The difference between the sound of the GT and the standard Ceed is marked because the GT’s sport exhaust emits a throaty timbre, even in Normal mode. Select the Sport mode and the exhaust gets surprisingly loud, or at least it is inside the car, where some engine sound is boosted by the car's speakers. Happily this effect sounds more natural than it does in rivals such as the Peugeot 308 GT, so it doesn’t get grating. Pull away flat out and the car will get from 0-62mph in 7.2 seconds, making it quicker than most family cars, without troubling any of the hot hatch elite. It’s an engine that feels happy to be worked hard, unlike many of the engines in Kia’s older cars.
It's GT’s chassis that offers the most fun, though, enabling the car to turn sharply and hug a corner more keenly than you might expect. Grip is shared evenly between the front and rear wheels, and the relatively soft ride means bumps are absorbed rather than translated into off-putting or uncomfortable bucking motions.

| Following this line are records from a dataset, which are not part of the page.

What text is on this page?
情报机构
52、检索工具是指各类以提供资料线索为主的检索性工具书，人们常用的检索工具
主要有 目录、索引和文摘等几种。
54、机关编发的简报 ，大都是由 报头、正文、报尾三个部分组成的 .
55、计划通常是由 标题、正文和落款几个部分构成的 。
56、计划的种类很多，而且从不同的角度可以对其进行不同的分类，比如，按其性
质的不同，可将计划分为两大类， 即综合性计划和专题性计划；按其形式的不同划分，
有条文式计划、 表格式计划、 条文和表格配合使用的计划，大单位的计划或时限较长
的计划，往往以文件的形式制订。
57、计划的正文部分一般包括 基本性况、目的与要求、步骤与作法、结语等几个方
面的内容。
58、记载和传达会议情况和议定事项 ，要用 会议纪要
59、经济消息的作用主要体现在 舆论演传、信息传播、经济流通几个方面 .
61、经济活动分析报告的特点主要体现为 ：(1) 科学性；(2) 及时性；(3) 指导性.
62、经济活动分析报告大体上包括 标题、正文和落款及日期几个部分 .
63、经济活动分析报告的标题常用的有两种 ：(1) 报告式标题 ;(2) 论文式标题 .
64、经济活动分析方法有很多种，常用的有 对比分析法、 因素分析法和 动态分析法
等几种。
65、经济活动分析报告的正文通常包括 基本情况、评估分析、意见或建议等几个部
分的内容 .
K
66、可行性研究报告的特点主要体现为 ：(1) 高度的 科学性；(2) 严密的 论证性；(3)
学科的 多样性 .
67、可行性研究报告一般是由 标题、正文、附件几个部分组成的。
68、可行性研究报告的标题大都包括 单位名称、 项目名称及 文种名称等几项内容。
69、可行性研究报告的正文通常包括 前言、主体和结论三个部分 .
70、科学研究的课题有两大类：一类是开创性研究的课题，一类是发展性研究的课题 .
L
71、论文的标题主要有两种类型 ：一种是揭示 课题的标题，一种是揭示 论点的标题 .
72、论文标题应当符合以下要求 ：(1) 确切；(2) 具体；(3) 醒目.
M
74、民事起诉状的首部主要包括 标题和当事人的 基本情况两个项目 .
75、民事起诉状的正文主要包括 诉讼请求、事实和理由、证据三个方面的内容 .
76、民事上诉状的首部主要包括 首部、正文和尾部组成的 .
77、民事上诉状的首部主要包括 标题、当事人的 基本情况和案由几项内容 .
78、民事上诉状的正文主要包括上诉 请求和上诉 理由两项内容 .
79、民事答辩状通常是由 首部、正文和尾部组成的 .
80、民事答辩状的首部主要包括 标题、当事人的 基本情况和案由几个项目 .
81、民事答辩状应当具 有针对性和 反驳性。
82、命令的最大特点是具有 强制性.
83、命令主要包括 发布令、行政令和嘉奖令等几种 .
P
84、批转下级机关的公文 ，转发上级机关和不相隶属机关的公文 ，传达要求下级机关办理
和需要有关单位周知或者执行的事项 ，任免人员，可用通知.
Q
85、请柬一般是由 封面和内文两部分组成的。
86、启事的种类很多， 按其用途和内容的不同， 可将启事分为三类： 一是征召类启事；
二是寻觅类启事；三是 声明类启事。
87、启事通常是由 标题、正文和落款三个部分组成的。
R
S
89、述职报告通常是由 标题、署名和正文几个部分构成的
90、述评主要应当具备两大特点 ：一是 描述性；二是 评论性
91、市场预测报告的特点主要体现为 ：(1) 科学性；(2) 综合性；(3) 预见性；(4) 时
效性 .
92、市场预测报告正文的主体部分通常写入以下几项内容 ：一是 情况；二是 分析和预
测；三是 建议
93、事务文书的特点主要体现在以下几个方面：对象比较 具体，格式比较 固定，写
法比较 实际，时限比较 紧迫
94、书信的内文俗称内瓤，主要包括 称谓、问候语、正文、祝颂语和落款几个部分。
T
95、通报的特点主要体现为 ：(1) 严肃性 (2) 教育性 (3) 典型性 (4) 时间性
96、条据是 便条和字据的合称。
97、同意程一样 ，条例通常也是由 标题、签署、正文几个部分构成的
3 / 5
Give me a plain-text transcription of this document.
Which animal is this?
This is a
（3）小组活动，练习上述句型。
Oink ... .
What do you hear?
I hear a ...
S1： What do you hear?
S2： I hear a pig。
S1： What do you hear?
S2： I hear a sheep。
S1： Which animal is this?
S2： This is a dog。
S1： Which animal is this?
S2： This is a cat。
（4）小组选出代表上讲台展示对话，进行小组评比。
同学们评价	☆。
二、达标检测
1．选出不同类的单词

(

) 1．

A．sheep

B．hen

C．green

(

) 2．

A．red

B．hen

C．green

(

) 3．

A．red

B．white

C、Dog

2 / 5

The Ceed GT isn't perfect, though, with steering that's accurate but largely devoid of feel. The electronic stability control (ESP) system can activate prematurely too, resulting in a feeling that the car is nannying you.
Interior & comfort
The standard Ceed has an interior that's come on leaps and bounds in quality and design terms, and Kia has sprinkled some sporty touches around the inside of the GT model to satisfy performance enthusiasts. Along with a black roof liner and red stitching, the highlights are an attractive steering wheel and leather/suede-effect sports seats that look great and are supportive during spirited driving. There's also a new mode in the 4.2-inch screen between the dials, providing real-time temperature and turbo boost gauges.
Practicality & boot space
The GT might offer more performance than the standard Ceed but there are no compromises as far as practicality goes. In fact, the Ceed has grown in width for this generation, providing more shoulder space for anyone sitting in the back. Headroom has also been improved by lowering the seats. It still doesn't feel quite as roomy as a Golf in the back, but the Ceed wins back points by offering 395 litres of boot space - 15 litres more than the Volkswagen.
Reliability & safety
Kia has become famous for its seven-year warranty in recent years, and that's sure to be even more reassuring when buying a performance model. Not that the 1.6-litre turbo is likely to give much cause for concern; it shouldn’t be near the limits of its potential in producing 201bhp, and it’s already well proven in other models. Kia is well regarded amongst owners, coming second out of 29 manufacturers in our latest Driver Power owner satisfaction survey and with 19.6% reporting a fault within the first year.